Coronavirus, a Bergamo studio su ricercatori e azienda, 38,5% ha anticorpi
Coronavirus, a Bergamo studio su ricercatori e azienda, 38,5% ha anticorpi

Studio dell'Istituto Mario Negri di Bergamo sulla circolazione del virus nel capoluogo orobico e nella sua provincia 

Quasi il 40% di positività al test sierologico per gli anticorpi anti Sars-CoV-2. E' il risultato di uno studio dell'Istituto Mario Negri di Bergamo sulla circolazione del virus nel capoluogo orobico e nella sua provincia. La ricerca che sarà pubblicata su 'EBioMedicine', uno dei giornali del gruppo di 'Lancet', è stato avviata nel mese di maggio e ha coinvolto 423 volontari: 133 sono proprio i ricercatori del Mario Negri e 290 persone sono addetti dell'azienda Brembo. Ogni volontario è stato sottoposto a tampone nasofaringeo e a due diverse tipologie di test sierologico, per poterne valutare, tra le altre cose, performance e attendibilità. Risultato: "Il 38,5% del campione è risultato positivo al test sierologico ed ha sviluppato gli anticorpi contro il Sars-CoV-2", spiegano gli autori del lavoro.

La maggior parte dei soggetti positivi agli anticorpi contro il coronavirus ha manifestato sintomi nelle prime due settimane di marzo, ma un sottogruppo ha riportato sintomi riconducibili al virus già a inizio febbraio 2020. Non vi sono differenze significative nella positività tra maschi e femmine, mentre i volontari positivi sono in media più anziani di qualche anno rispetto ai volontari negativi al test.

Del 38,5% di soggetti positivi al test sierologico, solo 23 volontari sono risultati positivi anche al tampone nasofaringeo, che misura la presenza di materiale genetico di SARS-CoV-2 nel naso e nella gola. Si tratta di soggetti che hanno avuto sintomi nelle settimane precedenti al prelievo. "L'analisi evidenzia che si tratta di casi con una bassissima carica virale che fa pensare a una capacità infettiva probabilmente nulla. I dati da rapportare alla situazione di maggio - afferma Susanna Tomasoni, capo del Laboratorio di terapia genica e Riprogrammazione cellulare - suggeriscono che qualificare l'entità della carica virale, piuttosto che riportare solo una positività di per sé, è importante per ottimizzare i criteri di dimissione dei soggetti infetti".

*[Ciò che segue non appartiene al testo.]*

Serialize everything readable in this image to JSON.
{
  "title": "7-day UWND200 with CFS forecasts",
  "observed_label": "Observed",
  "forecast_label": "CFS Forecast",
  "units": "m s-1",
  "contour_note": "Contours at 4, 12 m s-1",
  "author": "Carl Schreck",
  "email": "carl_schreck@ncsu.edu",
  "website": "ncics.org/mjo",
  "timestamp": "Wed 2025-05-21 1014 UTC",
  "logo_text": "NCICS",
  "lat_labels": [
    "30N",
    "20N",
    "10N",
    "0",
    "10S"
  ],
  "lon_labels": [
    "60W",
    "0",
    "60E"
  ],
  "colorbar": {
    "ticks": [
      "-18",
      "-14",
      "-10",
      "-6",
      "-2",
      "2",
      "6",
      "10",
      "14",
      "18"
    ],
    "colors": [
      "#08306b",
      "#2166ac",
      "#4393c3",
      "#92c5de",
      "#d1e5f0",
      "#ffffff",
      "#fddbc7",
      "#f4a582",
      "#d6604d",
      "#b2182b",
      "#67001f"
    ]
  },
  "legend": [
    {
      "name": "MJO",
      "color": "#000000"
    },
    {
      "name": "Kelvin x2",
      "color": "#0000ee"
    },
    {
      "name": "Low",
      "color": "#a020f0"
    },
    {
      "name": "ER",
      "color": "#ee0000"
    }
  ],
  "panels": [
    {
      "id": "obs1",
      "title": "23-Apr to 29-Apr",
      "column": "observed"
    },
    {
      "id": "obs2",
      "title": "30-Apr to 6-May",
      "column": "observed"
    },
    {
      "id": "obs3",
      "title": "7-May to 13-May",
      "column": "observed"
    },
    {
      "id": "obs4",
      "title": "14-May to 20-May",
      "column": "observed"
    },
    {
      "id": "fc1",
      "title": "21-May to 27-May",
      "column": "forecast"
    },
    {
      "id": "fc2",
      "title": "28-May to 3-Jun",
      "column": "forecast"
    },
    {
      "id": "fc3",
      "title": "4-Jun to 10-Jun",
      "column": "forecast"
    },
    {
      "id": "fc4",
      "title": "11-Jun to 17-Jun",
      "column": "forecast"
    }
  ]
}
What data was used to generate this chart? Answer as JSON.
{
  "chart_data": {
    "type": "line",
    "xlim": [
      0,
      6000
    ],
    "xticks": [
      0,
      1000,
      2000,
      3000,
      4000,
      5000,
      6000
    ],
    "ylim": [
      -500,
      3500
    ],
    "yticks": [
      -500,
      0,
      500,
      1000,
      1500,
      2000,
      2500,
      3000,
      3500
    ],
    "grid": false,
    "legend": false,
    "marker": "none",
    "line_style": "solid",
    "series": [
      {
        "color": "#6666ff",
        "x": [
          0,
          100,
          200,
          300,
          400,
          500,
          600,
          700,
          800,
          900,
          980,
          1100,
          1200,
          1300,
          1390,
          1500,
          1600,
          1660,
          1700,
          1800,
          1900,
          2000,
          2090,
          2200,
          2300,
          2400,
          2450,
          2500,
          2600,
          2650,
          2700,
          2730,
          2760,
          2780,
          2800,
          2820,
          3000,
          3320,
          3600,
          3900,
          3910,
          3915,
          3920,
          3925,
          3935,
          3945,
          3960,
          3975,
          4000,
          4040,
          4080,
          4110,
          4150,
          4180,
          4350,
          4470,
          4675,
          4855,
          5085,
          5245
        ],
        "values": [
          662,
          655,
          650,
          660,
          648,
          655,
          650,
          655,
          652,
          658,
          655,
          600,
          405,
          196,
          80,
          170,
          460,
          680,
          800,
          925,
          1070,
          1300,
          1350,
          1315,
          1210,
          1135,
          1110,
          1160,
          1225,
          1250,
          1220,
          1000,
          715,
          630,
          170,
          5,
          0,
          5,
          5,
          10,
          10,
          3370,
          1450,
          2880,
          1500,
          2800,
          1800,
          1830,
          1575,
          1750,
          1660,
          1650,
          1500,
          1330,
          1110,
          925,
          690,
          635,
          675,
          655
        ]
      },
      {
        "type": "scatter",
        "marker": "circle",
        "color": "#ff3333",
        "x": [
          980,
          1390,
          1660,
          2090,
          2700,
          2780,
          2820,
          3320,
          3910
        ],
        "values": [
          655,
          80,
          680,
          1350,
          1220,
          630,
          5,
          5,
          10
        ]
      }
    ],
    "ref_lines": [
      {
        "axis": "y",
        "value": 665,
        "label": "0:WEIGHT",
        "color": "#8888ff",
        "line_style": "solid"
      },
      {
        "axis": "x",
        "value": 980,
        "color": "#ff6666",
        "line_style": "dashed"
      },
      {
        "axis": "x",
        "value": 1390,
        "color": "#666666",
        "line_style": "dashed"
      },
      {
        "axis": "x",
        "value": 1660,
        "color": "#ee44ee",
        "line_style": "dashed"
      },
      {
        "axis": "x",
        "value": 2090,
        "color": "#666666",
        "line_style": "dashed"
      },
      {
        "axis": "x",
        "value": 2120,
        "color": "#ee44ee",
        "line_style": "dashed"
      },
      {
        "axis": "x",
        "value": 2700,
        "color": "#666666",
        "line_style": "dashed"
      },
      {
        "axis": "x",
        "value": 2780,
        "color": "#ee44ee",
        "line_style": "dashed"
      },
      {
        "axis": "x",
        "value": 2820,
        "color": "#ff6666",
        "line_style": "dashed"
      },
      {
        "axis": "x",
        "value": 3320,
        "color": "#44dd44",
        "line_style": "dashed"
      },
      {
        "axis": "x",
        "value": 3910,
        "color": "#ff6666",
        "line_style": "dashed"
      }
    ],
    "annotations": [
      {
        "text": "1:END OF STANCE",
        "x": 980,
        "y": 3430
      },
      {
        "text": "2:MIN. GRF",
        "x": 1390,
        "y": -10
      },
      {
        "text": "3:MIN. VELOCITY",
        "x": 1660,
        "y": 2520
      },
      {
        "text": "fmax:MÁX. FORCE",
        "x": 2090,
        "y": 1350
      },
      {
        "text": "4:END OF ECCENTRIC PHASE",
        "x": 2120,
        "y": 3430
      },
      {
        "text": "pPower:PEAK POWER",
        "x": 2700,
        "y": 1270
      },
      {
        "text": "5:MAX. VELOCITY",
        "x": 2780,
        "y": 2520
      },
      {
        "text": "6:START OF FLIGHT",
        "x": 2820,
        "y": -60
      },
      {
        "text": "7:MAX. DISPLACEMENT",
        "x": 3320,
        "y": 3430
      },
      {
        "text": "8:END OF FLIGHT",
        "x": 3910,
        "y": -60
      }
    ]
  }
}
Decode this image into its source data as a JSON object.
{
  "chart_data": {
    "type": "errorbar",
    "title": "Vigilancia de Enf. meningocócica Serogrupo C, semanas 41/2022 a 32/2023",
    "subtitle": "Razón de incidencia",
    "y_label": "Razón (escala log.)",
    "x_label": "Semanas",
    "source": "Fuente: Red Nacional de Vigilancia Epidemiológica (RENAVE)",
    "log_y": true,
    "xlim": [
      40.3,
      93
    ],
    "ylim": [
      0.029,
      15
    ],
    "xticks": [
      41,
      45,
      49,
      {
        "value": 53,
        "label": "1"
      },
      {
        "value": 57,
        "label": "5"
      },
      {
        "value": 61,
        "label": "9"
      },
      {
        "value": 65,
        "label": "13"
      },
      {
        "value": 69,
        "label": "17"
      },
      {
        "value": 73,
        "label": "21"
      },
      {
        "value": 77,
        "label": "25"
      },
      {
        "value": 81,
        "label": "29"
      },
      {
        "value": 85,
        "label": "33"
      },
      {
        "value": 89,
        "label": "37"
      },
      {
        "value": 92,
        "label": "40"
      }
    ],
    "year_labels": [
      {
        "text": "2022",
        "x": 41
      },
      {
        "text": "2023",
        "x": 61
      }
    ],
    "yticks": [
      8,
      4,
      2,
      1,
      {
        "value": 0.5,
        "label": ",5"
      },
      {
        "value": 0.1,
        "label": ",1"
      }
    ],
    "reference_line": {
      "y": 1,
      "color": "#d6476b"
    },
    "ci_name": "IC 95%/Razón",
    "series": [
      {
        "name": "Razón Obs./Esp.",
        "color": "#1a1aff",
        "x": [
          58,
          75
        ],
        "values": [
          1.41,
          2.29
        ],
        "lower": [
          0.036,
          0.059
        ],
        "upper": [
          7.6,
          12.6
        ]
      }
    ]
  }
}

"Questo studio - sottolinea Ariela Benigni, segretario scientifico e coordinatore delle ricerche - ha importanti risvolti per le politiche di contenimento che dovrà mettere in atto il nostro Servizio sanitario nazionale nell'eventualità di una seconda ondata di infezione virale. E ci mostra che sarebbe opportuno che per ogni tampone positivo venisse quantificata anche la carica virale, in modo da non avere un quadro epidemiologico fuorviante".